Une couverture qui au lieu d’arborer une photo d’un acteur ou d’un réalisateur se pare d’un slogan exprimant un mécontentement face à une production cinématographique jugée indigne de figurer sur la première page du magazine. Mazette, quelle prise de position risquée et courageuse ! Surtout si l’on considère que cela intervient pendant le mois du festival de Cannes où les photos glamour envahissent les linéaires des maisons de la presse. Donc, à en croire cette couv’, on ne devrait trouver chroniqué dans les pages intérieures que des films de merde ou à peine intéressant à voir (si vous n’avez rien d’autre à faire) et des interviews de réalisateurs sans aucune compétence et qui n’ont été interrogés que parce qu’il fallait bien imprimer quelque chose.

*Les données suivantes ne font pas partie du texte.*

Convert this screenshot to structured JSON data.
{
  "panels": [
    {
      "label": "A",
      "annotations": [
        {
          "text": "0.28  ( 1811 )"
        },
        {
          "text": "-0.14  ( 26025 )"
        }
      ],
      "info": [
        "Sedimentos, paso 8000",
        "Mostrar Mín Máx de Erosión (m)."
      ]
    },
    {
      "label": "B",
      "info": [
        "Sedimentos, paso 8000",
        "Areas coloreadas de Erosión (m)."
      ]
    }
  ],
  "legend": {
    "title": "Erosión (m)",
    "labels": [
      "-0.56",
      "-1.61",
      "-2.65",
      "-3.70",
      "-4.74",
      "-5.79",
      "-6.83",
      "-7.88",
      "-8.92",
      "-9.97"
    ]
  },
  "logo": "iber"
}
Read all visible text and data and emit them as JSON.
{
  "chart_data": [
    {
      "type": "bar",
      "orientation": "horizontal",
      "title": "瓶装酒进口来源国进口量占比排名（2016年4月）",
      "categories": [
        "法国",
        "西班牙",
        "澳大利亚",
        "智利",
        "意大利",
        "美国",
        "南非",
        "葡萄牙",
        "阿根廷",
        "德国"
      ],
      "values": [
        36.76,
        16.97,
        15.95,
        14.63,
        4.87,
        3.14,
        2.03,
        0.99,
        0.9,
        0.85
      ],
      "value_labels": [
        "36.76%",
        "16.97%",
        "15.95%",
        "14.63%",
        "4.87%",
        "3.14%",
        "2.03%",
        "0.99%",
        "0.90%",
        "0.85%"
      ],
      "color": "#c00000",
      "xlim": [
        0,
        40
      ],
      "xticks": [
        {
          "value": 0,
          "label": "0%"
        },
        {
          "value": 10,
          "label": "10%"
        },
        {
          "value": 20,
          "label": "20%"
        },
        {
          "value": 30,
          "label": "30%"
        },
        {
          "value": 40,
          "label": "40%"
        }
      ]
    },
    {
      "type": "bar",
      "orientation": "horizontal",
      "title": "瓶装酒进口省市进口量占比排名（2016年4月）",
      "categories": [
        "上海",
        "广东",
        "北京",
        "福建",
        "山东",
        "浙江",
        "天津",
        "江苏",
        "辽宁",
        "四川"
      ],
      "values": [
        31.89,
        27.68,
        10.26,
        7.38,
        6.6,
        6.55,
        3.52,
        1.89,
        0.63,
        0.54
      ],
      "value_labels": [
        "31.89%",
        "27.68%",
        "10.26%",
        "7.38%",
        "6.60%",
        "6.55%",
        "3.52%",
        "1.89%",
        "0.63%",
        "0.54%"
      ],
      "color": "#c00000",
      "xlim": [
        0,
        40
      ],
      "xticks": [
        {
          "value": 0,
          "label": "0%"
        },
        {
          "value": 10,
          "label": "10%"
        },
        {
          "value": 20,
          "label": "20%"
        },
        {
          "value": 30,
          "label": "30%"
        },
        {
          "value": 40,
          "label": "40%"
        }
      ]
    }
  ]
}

Vous vous en doutez, ce n’est pas du tout le cas. Certains films comme
Animal Kingdom de David Michôd, L’Homme D’A Côté de Mariano Cohn et Gaston Duprat, Juste Entre Nous de Rajko Grlic se payent le luxe de cinq étoiles (le maximum possible) tandis que La Solitude Des Nombres Premiers de Saverio Costanzo et Into Eternity de Michael Madsen récoltent quatre étoiles. Quant au reste des films critiqués, ils se partagent trois ou deux étoiles. Pas folichon mais ce ne sont quand même pas des appréciations exécrables comme la tête de mort reçue ce mois-ci par Country Strong de Shana Feste. Sans préjuger des qualités respectives de chacune de ces œuvres, et même en se limitant à un rapide coup d’œil de ces cotations étoilées, on s’aperçoit bien que les différents rédacteurs ont quand même trouvé quelques satisfactions dans ce qu’ils ont pu voir. De fait, le slogan exhibé apparaît comme une insulte envers les films bénéficiant d’un article. Des très bons films pour certains des chroniqueurs mais pas encore assez bon pour avoir les honneurs de la couverture de Brazil. Et bien, quelle exigence ! Ou devrait-on plutôt considérer cela comme une haute estime de soi ? Voire comme une attitude méprisante ?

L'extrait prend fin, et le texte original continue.